My next discovery was the precipitous track down to some caves that had been mined out of the rock, perhaps to provide limestone for building, I've no idea. This led me around above the cliffs to the local cemetery. There was absolutely no (living) person there so I was able, quietly and somewhat in awe, to enjoy the tranquillity of a most unique and no doubt sacred place. The day was getting along so I knew I had to push myself to see the remaining sights in time for our dinner rendezvous where we had previously made a booking for 6.30.
Apart from the fact that I was at dropping point - it had been incredibly hot and hard going - I found my timing had turned out to be fortuitous. The tourists had mostly departed and I had the Doria Castle all to myself without the usual problem dodging others for the photos I wanted. Lovely cameos were presented by looking out of castle apertures designed for defence and once manned by crossbowmen and harquebusiers. The round towers further down were the bases of a couple of old windmills and to the left along a walled and rock-paved path was the local church the San Lorenzo that unfortunately was now closed.
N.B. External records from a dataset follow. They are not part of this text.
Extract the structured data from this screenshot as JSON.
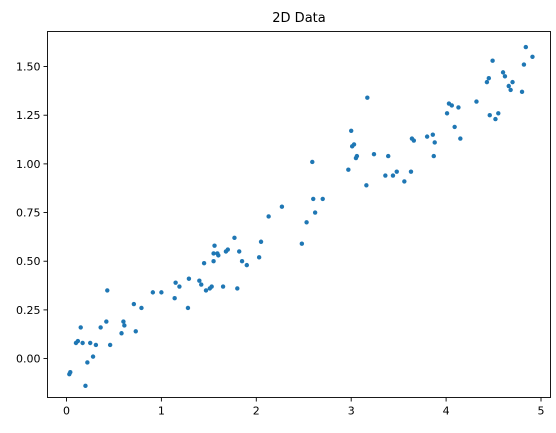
{
  "chart_data": {
    "type": "scatter",
    "title": "2D Data",
    "xlabel": "",
    "ylabel": "",
    "xlim": [
      -0.2,
      5.1
    ],
    "ylim": [
      -0.2,
      1.68
    ],
    "xticks": [
      0,
      1,
      2,
      3,
      4,
      5
    ],
    "xtick_labels": [
      "0",
      "1",
      "2",
      "3",
      "4",
      "5"
    ],
    "yticks": [
      0.0,
      0.25,
      0.5,
      0.75,
      1.0,
      1.25,
      1.5
    ],
    "ytick_labels": [
      "0.00",
      "0.25",
      "0.50",
      "0.75",
      "1.00",
      "1.25",
      "1.50"
    ],
    "grid": false,
    "marker_color": "#1f77b4",
    "points": [
      [
        0.03,
        -0.08
      ],
      [
        0.04,
        -0.07
      ],
      [
        0.1,
        0.08
      ],
      [
        0.12,
        0.09
      ],
      [
        0.15,
        0.16
      ],
      [
        0.17,
        0.08
      ],
      [
        0.2,
        -0.14
      ],
      [
        0.22,
        -0.02
      ],
      [
        0.25,
        0.08
      ],
      [
        0.28,
        0.01
      ],
      [
        0.31,
        0.07
      ],
      [
        0.36,
        0.16
      ],
      [
        0.42,
        0.19
      ],
      [
        0.43,
        0.35
      ],
      [
        0.46,
        0.07
      ],
      [
        0.58,
        0.13
      ],
      [
        0.6,
        0.19
      ],
      [
        0.61,
        0.17
      ],
      [
        0.71,
        0.28
      ],
      [
        0.73,
        0.14
      ],
      [
        0.79,
        0.26
      ],
      [
        0.91,
        0.34
      ],
      [
        1.0,
        0.34
      ],
      [
        1.14,
        0.31
      ],
      [
        1.15,
        0.39
      ],
      [
        1.19,
        0.37
      ],
      [
        1.28,
        0.26
      ],
      [
        1.29,
        0.41
      ],
      [
        1.4,
        0.4
      ],
      [
        1.42,
        0.38
      ],
      [
        1.45,
        0.49
      ],
      [
        1.47,
        0.35
      ],
      [
        1.51,
        0.36
      ],
      [
        1.53,
        0.37
      ],
      [
        1.55,
        0.5
      ],
      [
        1.55,
        0.54
      ],
      [
        1.56,
        0.58
      ],
      [
        1.59,
        0.54
      ],
      [
        1.6,
        0.53
      ],
      [
        1.65,
        0.37
      ],
      [
        1.68,
        0.55
      ],
      [
        1.7,
        0.56
      ],
      [
        1.77,
        0.62
      ],
      [
        1.8,
        0.36
      ],
      [
        1.82,
        0.55
      ],
      [
        1.85,
        0.5
      ],
      [
        1.9,
        0.48
      ],
      [
        2.03,
        0.52
      ],
      [
        2.05,
        0.6
      ],
      [
        2.13,
        0.73
      ],
      [
        2.27,
        0.78
      ],
      [
        2.48,
        0.59
      ],
      [
        2.53,
        0.7
      ],
      [
        2.59,
        1.01
      ],
      [
        2.6,
        0.82
      ],
      [
        2.62,
        0.75
      ],
      [
        2.7,
        0.82
      ],
      [
        2.97,
        0.97
      ],
      [
        3.0,
        1.17
      ],
      [
        3.01,
        1.09
      ],
      [
        3.03,
        1.1
      ],
      [
        3.05,
        1.03
      ],
      [
        3.06,
        1.04
      ],
      [
        3.16,
        0.89
      ],
      [
        3.17,
        1.34
      ],
      [
        3.24,
        1.05
      ],
      [
        3.36,
        0.94
      ],
      [
        3.39,
        1.04
      ],
      [
        3.44,
        0.94
      ],
      [
        3.48,
        0.96
      ],
      [
        3.56,
        0.91
      ],
      [
        3.63,
        0.96
      ],
      [
        3.64,
        1.13
      ],
      [
        3.66,
        1.12
      ],
      [
        3.8,
        1.14
      ],
      [
        3.86,
        1.15
      ],
      [
        3.87,
        1.04
      ],
      [
        3.88,
        1.11
      ],
      [
        4.01,
        1.26
      ],
      [
        4.03,
        1.31
      ],
      [
        4.06,
        1.3
      ],
      [
        4.09,
        1.19
      ],
      [
        4.13,
        1.29
      ],
      [
        4.15,
        1.13
      ],
      [
        4.32,
        1.32
      ],
      [
        4.43,
        1.42
      ],
      [
        4.45,
        1.44
      ],
      [
        4.46,
        1.25
      ],
      [
        4.49,
        1.53
      ],
      [
        4.52,
        1.23
      ],
      [
        4.55,
        1.26
      ],
      [
        4.6,
        1.47
      ],
      [
        4.62,
        1.45
      ],
      [
        4.66,
        1.4
      ],
      [
        4.68,
        1.38
      ],
      [
        4.7,
        1.42
      ],
      [
        4.8,
        1.37
      ],
      [
        4.82,
        1.51
      ],
      [
        4.84,
        1.6
      ],
      [
        4.91,
        1.55
      ]
    ]
  }
}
However I again had an area to myself except for an old man filling a plastic container from a communal tap that also provided me with a much needed drink. I had carried no water and was a little parched. I have a brochure and will not bore you with information from it, though I found it very interesting just the same. A billy goat trotted along the top of a wall begging I guess for something to eat. He didn't look starved but I was and probably looked it. Right at the bottom on a rocky point at the seaward mouth of the harbour was the church of San Pietro. There a small tour group of men were scrambling over the place, all dressed in some alpine national costume that included snazzy felt hats rakishly sporting pheasant feathers, braces and belts, knee-high hose and shining leather shoes. They looked as if they were especially commissioned to provide atmosphere.
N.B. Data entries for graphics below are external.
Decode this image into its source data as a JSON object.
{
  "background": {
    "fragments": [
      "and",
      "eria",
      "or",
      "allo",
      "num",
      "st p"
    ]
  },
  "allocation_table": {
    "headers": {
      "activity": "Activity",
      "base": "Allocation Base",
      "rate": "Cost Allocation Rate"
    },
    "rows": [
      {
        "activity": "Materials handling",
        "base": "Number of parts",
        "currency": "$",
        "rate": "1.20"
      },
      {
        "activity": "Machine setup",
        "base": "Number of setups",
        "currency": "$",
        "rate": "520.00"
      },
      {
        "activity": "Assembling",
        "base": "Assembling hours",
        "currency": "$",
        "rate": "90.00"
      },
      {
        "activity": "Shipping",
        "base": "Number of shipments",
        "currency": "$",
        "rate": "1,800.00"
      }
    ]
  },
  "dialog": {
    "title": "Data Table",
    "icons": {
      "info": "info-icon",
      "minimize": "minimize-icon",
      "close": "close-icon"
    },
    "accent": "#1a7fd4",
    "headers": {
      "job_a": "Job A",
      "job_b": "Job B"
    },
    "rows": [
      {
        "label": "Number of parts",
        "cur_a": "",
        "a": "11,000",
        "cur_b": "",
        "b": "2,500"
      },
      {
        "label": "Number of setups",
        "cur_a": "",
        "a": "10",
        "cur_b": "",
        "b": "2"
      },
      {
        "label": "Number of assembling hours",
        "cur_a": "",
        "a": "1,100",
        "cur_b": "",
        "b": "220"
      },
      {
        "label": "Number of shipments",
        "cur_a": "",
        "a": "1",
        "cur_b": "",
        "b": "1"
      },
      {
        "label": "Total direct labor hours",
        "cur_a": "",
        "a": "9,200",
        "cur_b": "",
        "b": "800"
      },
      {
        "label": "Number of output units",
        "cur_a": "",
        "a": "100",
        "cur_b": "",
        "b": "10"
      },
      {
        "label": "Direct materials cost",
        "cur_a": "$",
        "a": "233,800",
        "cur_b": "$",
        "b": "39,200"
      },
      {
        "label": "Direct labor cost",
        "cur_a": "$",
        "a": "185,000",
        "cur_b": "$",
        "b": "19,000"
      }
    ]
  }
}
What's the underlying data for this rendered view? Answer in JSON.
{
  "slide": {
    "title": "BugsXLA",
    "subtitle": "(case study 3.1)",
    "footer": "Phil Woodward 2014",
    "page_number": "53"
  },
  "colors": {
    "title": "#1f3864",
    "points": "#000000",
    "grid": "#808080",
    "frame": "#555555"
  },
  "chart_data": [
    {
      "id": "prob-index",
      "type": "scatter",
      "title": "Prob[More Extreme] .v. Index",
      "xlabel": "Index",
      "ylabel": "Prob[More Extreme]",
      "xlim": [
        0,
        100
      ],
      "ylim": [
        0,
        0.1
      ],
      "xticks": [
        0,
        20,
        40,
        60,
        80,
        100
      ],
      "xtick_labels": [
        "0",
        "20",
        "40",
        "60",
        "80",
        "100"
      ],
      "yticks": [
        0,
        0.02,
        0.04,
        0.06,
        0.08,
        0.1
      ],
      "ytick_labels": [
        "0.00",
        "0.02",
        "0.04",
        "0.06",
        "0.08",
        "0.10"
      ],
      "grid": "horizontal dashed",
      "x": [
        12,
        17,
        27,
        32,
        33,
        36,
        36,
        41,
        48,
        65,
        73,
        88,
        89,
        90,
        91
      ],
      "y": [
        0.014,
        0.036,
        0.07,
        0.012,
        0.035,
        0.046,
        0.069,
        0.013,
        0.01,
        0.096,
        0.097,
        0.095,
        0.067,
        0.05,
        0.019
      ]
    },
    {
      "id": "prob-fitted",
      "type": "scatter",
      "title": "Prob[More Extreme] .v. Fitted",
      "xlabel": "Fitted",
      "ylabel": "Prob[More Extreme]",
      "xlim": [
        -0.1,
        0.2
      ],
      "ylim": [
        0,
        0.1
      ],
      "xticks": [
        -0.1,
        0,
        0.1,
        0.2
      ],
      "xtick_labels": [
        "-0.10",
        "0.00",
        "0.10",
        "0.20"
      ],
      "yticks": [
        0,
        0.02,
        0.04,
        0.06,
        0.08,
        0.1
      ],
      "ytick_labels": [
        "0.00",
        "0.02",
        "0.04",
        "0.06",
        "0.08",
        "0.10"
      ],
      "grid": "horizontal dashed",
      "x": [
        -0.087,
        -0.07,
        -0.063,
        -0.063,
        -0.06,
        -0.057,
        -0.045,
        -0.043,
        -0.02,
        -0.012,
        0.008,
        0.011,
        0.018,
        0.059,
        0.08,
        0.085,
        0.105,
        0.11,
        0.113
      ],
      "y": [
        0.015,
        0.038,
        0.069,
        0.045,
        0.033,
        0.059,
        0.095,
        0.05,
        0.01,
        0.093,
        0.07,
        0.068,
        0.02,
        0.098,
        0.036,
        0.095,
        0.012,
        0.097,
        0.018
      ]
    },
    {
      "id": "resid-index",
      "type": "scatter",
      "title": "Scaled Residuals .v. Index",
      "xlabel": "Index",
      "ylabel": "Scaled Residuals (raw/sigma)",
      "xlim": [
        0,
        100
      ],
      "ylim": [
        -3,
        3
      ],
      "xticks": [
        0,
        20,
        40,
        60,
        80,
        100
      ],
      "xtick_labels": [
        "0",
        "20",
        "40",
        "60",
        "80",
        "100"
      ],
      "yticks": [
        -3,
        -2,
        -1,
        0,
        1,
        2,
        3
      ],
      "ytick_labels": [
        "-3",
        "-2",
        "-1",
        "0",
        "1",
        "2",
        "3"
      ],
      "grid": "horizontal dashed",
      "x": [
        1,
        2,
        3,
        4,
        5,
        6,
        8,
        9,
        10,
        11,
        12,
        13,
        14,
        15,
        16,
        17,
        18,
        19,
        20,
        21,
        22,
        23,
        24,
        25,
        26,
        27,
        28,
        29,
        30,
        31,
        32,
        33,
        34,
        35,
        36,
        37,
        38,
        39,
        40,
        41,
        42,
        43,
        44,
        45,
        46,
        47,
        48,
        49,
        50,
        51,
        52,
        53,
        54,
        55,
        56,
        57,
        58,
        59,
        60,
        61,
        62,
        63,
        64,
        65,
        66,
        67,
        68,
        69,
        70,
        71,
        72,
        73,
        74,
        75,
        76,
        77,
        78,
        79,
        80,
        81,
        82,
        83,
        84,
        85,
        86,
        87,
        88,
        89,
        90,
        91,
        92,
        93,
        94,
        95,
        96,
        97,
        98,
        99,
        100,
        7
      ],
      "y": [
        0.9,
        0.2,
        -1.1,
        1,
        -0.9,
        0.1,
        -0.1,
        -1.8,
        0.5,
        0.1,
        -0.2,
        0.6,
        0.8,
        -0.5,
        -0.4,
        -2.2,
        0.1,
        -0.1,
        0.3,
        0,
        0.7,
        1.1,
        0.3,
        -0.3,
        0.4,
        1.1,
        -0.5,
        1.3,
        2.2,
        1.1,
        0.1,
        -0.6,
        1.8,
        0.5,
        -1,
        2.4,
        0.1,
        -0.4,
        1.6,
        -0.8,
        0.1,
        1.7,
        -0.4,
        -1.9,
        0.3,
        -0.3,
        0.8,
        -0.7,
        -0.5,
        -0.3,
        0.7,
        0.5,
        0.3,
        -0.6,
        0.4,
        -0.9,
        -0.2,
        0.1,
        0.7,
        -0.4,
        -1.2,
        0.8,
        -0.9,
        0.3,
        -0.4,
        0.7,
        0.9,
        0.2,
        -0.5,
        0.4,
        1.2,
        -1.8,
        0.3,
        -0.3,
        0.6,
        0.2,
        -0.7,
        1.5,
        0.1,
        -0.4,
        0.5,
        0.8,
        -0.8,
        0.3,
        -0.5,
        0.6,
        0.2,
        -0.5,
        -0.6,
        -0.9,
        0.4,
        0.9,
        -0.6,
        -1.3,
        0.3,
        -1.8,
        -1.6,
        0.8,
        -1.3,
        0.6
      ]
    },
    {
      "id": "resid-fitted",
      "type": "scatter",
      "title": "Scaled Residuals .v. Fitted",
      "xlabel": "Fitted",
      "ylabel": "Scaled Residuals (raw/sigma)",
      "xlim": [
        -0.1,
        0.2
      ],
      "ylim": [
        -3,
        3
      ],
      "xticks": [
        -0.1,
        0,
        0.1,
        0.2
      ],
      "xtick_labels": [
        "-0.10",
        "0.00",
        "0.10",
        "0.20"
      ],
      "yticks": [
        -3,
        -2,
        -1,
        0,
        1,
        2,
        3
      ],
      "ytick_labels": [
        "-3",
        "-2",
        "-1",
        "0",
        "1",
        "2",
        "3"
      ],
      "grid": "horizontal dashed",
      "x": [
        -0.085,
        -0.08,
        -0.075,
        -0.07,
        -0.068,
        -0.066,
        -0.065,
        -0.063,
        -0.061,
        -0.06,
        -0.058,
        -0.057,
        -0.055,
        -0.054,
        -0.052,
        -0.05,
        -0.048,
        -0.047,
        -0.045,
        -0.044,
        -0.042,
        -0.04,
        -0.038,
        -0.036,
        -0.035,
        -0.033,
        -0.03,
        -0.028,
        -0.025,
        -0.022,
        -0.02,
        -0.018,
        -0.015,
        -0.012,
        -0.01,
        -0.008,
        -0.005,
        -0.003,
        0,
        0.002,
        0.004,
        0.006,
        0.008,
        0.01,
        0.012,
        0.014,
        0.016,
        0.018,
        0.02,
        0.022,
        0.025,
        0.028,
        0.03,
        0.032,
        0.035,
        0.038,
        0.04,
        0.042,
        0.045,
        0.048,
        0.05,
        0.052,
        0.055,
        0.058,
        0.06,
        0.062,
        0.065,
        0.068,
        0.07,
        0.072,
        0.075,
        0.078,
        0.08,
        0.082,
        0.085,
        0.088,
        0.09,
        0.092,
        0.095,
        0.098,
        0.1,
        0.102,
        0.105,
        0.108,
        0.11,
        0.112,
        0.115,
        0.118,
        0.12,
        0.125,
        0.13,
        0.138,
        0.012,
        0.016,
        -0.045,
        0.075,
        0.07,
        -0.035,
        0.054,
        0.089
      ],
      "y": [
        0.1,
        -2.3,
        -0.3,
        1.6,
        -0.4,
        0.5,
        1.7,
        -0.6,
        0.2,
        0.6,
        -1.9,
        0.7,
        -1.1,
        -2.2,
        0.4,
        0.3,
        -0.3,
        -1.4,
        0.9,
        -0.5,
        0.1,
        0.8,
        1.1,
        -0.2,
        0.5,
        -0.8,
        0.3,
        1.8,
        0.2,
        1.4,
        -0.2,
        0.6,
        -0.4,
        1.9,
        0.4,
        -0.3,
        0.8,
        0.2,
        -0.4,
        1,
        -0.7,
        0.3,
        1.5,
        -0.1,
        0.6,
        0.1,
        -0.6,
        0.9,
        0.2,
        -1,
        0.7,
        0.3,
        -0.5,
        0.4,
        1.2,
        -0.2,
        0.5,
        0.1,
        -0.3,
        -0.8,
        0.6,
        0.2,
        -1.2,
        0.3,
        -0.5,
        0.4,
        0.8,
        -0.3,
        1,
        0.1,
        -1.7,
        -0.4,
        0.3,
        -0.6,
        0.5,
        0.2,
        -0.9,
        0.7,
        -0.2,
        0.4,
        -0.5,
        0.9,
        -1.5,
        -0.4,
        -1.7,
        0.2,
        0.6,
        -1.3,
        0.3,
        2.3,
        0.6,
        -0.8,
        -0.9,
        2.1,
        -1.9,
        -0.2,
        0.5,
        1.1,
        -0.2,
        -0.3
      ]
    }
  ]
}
The boats you see along the waterfront are not for tourist window dressing but are the local fishing fleet and there are blotches of paint on pavement and limestone rocks where they carry out their normal maintenance. They still used thole pins rather than rowlocks against which to pull their oars. Just before our meal our chef walked out to the end of the jetty to collect a bag of fresh mussels so I had to order those. They were very small black shelled ones and quite nice. I also had prawns or langoustine. They were good too but the legs were a challenge to my teeth and I had to desist for fear of doing serious damage.
We left Porto Venere in good spirits for a Monte Carlo Rally ride with a casual middle-aged Italian woman taxi driver who ripped around the narrow hillside road glued to the tail of a carload of young people tearing along in front of us. I was glad to be in the back seat and even more glad to alight at the ship.